The men who have it have a way of stubbornness, of workmanly candor, of growing towards some inner purpose that only they can name or assign any adjectives to. When challenged they withdraw to an invisible spot inside where only they can hold stewardship over the value of their own souls.
It is a trait that has largely gone overlooked, overshadowed by a pile of buzzwords about success, life-hacks, productivity. The reason being that humble grit is not a fun, sexy concept— it is not the kind of word most people imagine having on their tombstone. Grit is as dirty as it sounds, as low as it sounds, almost base or animal. It is a mule pulling the plow of humanity. Those great Peters and Alexanders were black stallions prancing in a field of good fortune seized, but you are a mule breaking the sod of mediocrity with the compounding energy of patience.
The horse may have shaped the world, but it is the mule that built it.
So how does one have grit?
It comes from waiting for relief that never comes. From bootstraps, from anger, from bitterness, from pluck and arrogance and it comes from being so average that you decide greatness can be built instead with the slow stacking of stones over decades of hope and responsibility, rather than in one grand gesture of lucky drama. The gritty believe in themselves— not quite in that sappy motivational poster way, but in the sad acceptance that the world is designed to make them fail. Because make no mistake, the world wants you to fail. It is made to keep you mediocre, to feed you mediocrity and acceptance and to make your grit seem like something unnecessary and even selfish. And we either open up or swallow it or we grit our teeth. That’s what grit is.
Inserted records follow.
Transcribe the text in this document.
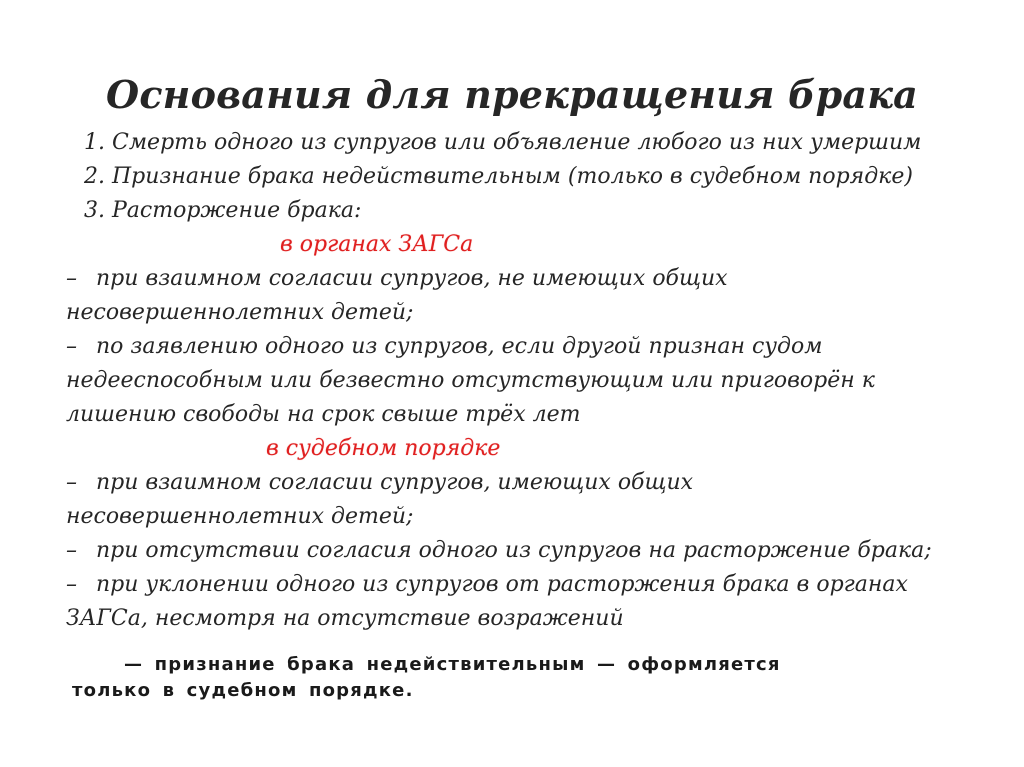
Основания для прекращения брака
1. Смерть одного из супругов или объявление любого из них умершим
2. Признание брака недействительным (только в судебном порядке)
3. Расторжение брака:
в органах ЗАГСа
– при взаимном согласии супругов, не имеющих общих
несовершеннолетних детей;
– по заявлению одного из супругов, если другой признан судом
недееспособным или безвестно отсутствующим или приговорён к
лишению свободы на срок свыше трёх лет
в судебном порядке
– при взаимном согласии супругов, имеющих общих
несовершеннолетних детей;
– при отсутствии согласия одного из супругов на расторжение брака;
– при уклонении одного из супругов от расторжения брака в органах
ЗАГСа, несмотря на отсутствие возражений
— признание брака недействительным — оформляется
только в судебном порядке.
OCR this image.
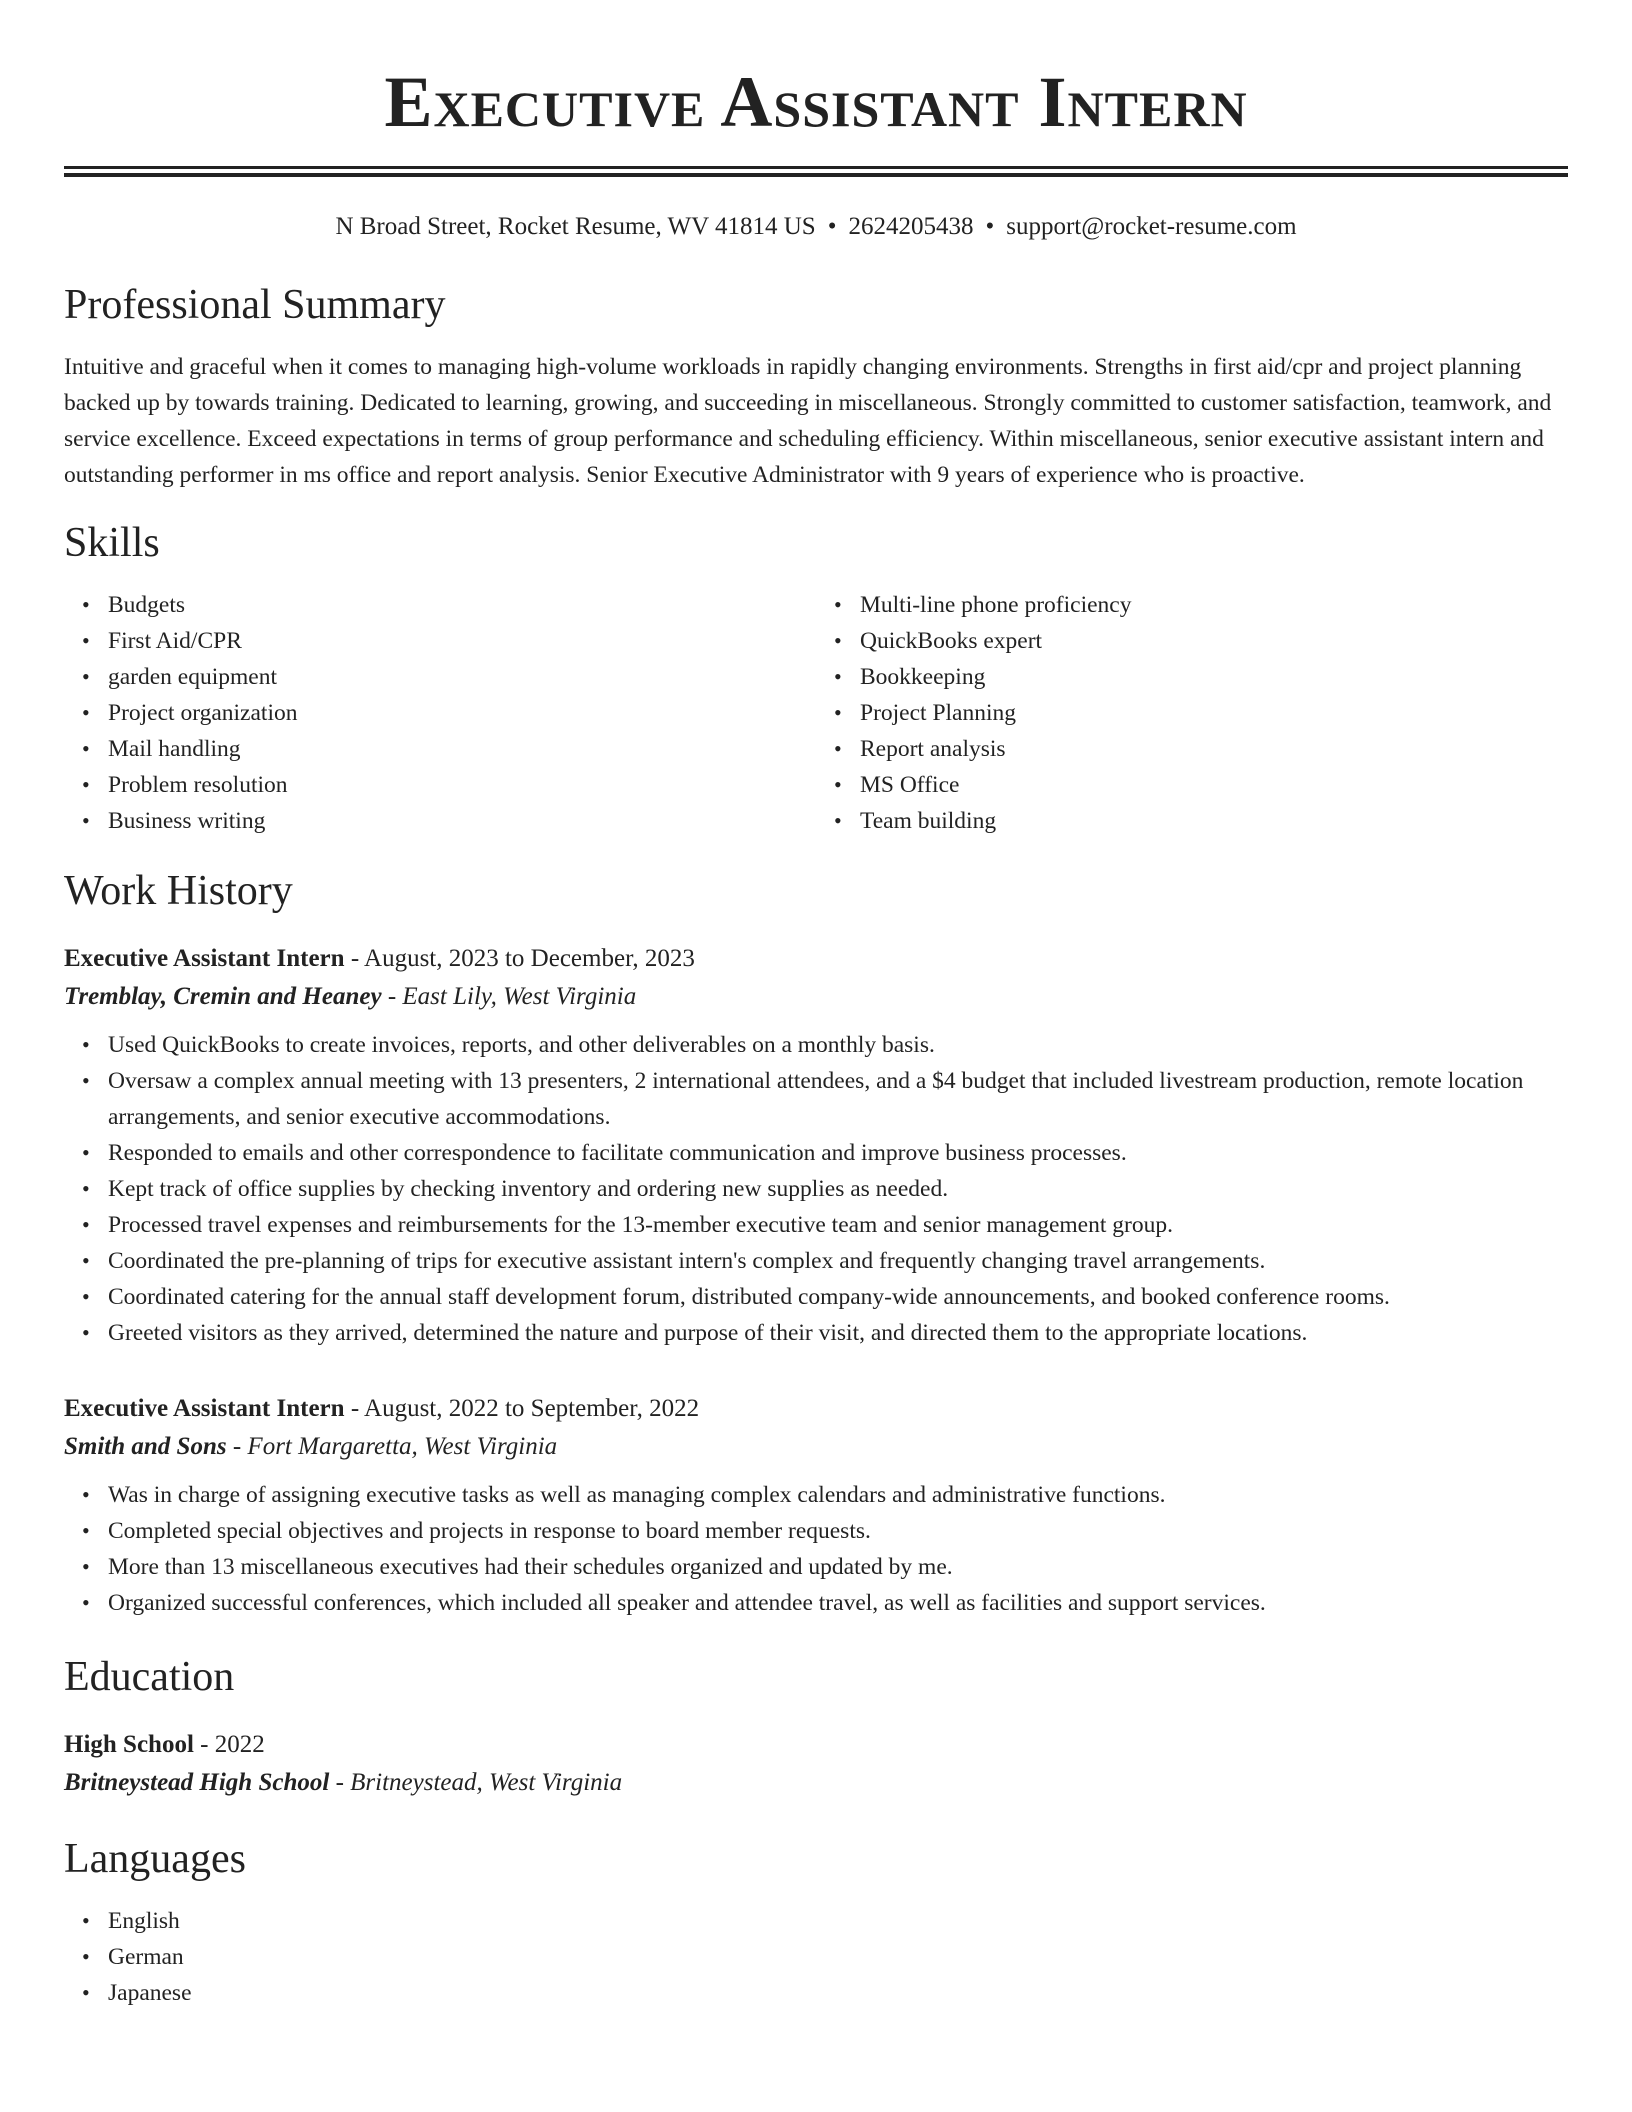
Executive Assistant Intern
N Broad Street, Rocket Resume, WV 41814 US • 2624205438 • support@rocket-resume.com
Professional Summary
Intuitive and graceful when it comes to managing high-volume workloads in rapidly changing environments. Strengths in first aid/cpr and project planning backed up by towards training. Dedicated to learning, growing, and succeeding in miscellaneous. Strongly committed to customer satisfaction, teamwork, and service excellence. Exceed expectations in terms of group performance and scheduling efficiency. Within miscellaneous, senior executive assistant intern and outstanding performer in ms office and report analysis. Senior Executive Administrator with 9 years of experience who is proactive.
Skills
• Budgets
• First Aid/CPR
• garden equipment
• Project organization
• Mail handling
• Problem resolution
• Business writing
• Multi-line phone proficiency
• QuickBooks expert
• Bookkeeping
• Project Planning
• Report analysis
• MS Office
• Team building
Work History
Executive Assistant Intern - August, 2023 to December, 2023
Tremblay, Cremin and Heaney - East Lily, West Virginia
• Used QuickBooks to create invoices, reports, and other deliverables on a monthly basis.
• Oversaw a complex annual meeting with 13 presenters, 2 international attendees, and a $4 budget that included livestream production, remote location arrangements, and senior executive accommodations.
• Responded to emails and other correspondence to facilitate communication and improve business processes.
• Kept track of office supplies by checking inventory and ordering new supplies as needed.
• Processed travel expenses and reimbursements for the 13-member executive team and senior management group.
• Coordinated the pre-planning of trips for executive assistant intern's complex and frequently changing travel arrangements.
• Coordinated catering for the annual staff development forum, distributed company-wide announcements, and booked conference rooms.
• Greeted visitors as they arrived, determined the nature and purpose of their visit, and directed them to the appropriate locations.
Executive Assistant Intern - August, 2022 to September, 2022
Smith and Sons - Fort Margaretta, West Virginia
• Was in charge of assigning executive tasks as well as managing complex calendars and administrative functions.
• Completed special objectives and projects in response to board member requests.
• More than 13 miscellaneous executives had their schedules organized and updated by me.
• Organized successful conferences, which included all speaker and attendee travel, as well as facilities and support services.
Education
High School - 2022
Britneystead High School - Britneystead, West Virginia
Languages
• English
• German
• Japanese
To be gritty, we need to decide that it doesn’t matter what words people call us, to resign ourselves to our shortcomings, to understand that defeat is the grandest nourishment a man can have. So long as he keeps relentlessly battering himself against the cliffs, it matters not that he cannot reach the top of them. It is a choice to either crack at the overwhelming unfairness of the world, or to remain and continue to buttress ourselves against what rains down from above– this is the only control we have in the measure of our own greatness. All else is chance and circumstance.
In the end, grit is doing hard things because they are hard and for no other reason than they are hard. It is coming back to the table time and again, even if you know you will lose. It is not to do what is easy, to give up in that easy way that is forever tickling the back of your mind. It is to never slip into apathy or complacence or despair.
A new year is coming. Grit your teeth.